While controlling their own destiny, as Darren put it, means they can be more creative in the kitchen, the focus remains on food as part of an education.
“Throughout their Bradfield journey we want to help pupils learn about portion size, why eating blueberries in the morning is good for brain power in the classroom, learning why slow energy-releasing multi-vitamin smoothies help you get through Thursday fixtures when science says it’s the most difficult day of the week to motivate ourselves.”
The caterers are open to pupil feedback and one of the big changes last year was the introduction of the aforementioned ‘Meat-free days’ thanks to pupil involvement in the Catering Committee. For Rob and his team it’s always been about providing options and variety and the rise of vegan diets fits right into that belief.
“We want the pupils to have choice. Food has changed a lot; recently we have found that vegetarian or vegan food is as good if not better than a meat option but it is about increasing those options. We wanted to do it subtly not forcibly so we’ve made small changes in the kitchen, using alternative ingredients, to increase the variety of food out there without forcing it upon the pupils.”

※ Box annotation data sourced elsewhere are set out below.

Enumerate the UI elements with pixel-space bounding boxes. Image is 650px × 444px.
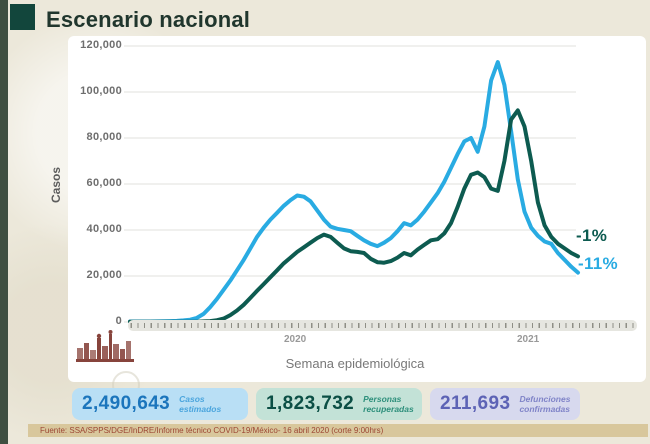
- defunciones-label: Defunciones confirmadas: [519, 393, 571, 414]
- casos-estimados-label: Casos estimados: [179, 393, 222, 414]
- personas-recuperadas-label: Personas recuperadas: [363, 393, 414, 414]
- y-axis-tick-label: 120,000: [80, 39, 122, 51]
- personas-recuperadas-value: 1,823,732: [266, 393, 355, 414]
- defunciones-value: 211,693: [440, 393, 511, 414]
- y-axis-tick-label: 0: [115, 315, 122, 327]
- summary-stats-row: 2,490,643 Casos estimados 1,823,732 Pers…: [72, 388, 580, 420]
- stat-personas-recuperadas: 1,823,732 Personas recuperadas: [256, 388, 422, 420]
- casos-estimados-value: 2,490,643: [82, 393, 171, 414]
- epidemic-curve-chart: 120,000 100,000 80,000 60,000 40,000 20,000 0 …: [68, 36, 646, 382]
- source-text: Fuente: SSA/SPPS/DGE/InDRE/Informe técni…: [40, 426, 384, 435]
- y-axis-tick-label: 100,000: [80, 85, 122, 97]
- stat-defunciones-confirmadas: 211,693 Defunciones confirmadas: [430, 388, 580, 420]
- footer-band: Fuente: SSA/SPPS/DGE/InDRE/Informe técni…: [28, 424, 648, 437]
- y-axis-tick-label: 80,000: [86, 131, 122, 143]
- y-axis-title: Casos: [49, 166, 63, 204]
- y-axis-tick-label: 20,000: [86, 269, 122, 281]
- annotation-blue-pct: -11%: [578, 254, 618, 273]
- x-axis-title: Semana epidemiológica: [285, 356, 425, 371]
- x-axis-week-strip: [128, 320, 637, 331]
- title-accent-square: [10, 4, 35, 30]
- series-linea_azul: [128, 60, 580, 324]
- x-axis-year-2020: 2020: [284, 334, 307, 345]
- y-axis-tick-label: 40,000: [86, 223, 122, 235]
- cityscape-watermark-icon: [76, 330, 134, 362]
- y-axis-tick-label: 60,000: [86, 177, 122, 189]
- stat-casos-estimados: 2,490,643 Casos estimados: [72, 388, 248, 420]
- x-axis-year-2021: 2021: [517, 334, 540, 345]
- left-border-strip: [0, 0, 8, 444]
- page-title: Escenario nacional: [46, 7, 251, 32]
- annotation-green-pct: -1%: [576, 226, 608, 245]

The global pandemic will temporarily change the operation from the vision the College set out at the beginning of this process. Capacity will be limited, the team has had to reassess how the service can work with fewer chefs allowed to work in the kitchen at any one time and food will have to be prepackaged and pre-plated but that does not mean poorer quality.
“We won’t be able to offer as much variety”, says Darren, “however the quality is not going to change. That is still the most important thing. We are going to start simple but high quality but because we can be flexible with our new suppliers we can add to the offering very quickly. If we see an opportunity to reintroduce something we will.”
So what does the future hold for food at Bradfield? For Darren it is about maintaining a strong level of consistency in order to be recognized as the best Independent School.
“I want us to be recognized not just here, but by the wider community. We want to expand our offering in different areas of the College, to really go all out for the pupils with new dining experiences.”
“We want to be a beacon” adds Rob, “for what is possible within this kind of an environment. I think we have achieved a lot in those five years and hopefully the next five years will see us flourish.”